E' anche mio desiderio, in questo periodo che precede le vacanze, ringraziarvi per l'opera attenta, valida, generosa, che prestate al mio ministero di Papa della Chiesa universale e di Vescovo di Roma. Sono ben consapevole che il mio lavoro apostolico, se ha un raggio di portata tanto vasta per rispondere alle esigenze crescenti poste dall'attuazione del Concilio Vaticano II, può raggiungere questi scopi, con l'aiuto di Dio, proprio perché è inserito in una più ampia e capillare collaborazione di altri posti, di altre persone, di altre cellule vitali. Molte, moltissime di queste rimangono sconosciute, nascoste nell'ombra. Ma per portare avanti una missione così sovrumana ci vogliono tanti lavori nascosti, discreti, silenziosi. Di questo contributo, che ritengo insostituibile, io vi ringrazio.
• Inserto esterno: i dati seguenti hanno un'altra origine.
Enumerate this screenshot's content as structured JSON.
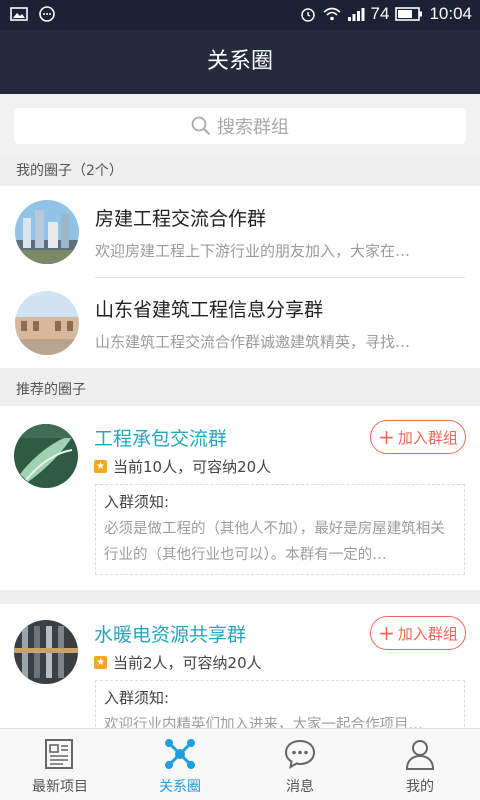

Attività della Chiesa "ad intra"

2. Intendo con voi gettare uno sguardo sui fatti ed elementi, molto importanti, che in quest'anno hanno contrassegnato l'azione della Chiesa "ad intra", nella propria vita, autonoma e sovrana, che si dispiega nel tempo per la prosecuzione dell'annunzio evangelico. Vogliamo insieme cercare l'identificazione della via che la Chiesa deve seguire, senza timori e con grande fiducia, nell'unica consapevolezza che essa ha di esser diretta dallo Spirito Santo, il quale, secondo la solenne promessa del Signore, agisce nella Chiesa. Ormai in prospettiva della conclusione del secondo millennio, vediamo sempre meglio come il Concilio Vaticano II sia stato un "momento" particolare e privilegiato dell'azione della Chiesa nella nostra epoca, e che il nostro dovere è quello di darvi piena realizzazione.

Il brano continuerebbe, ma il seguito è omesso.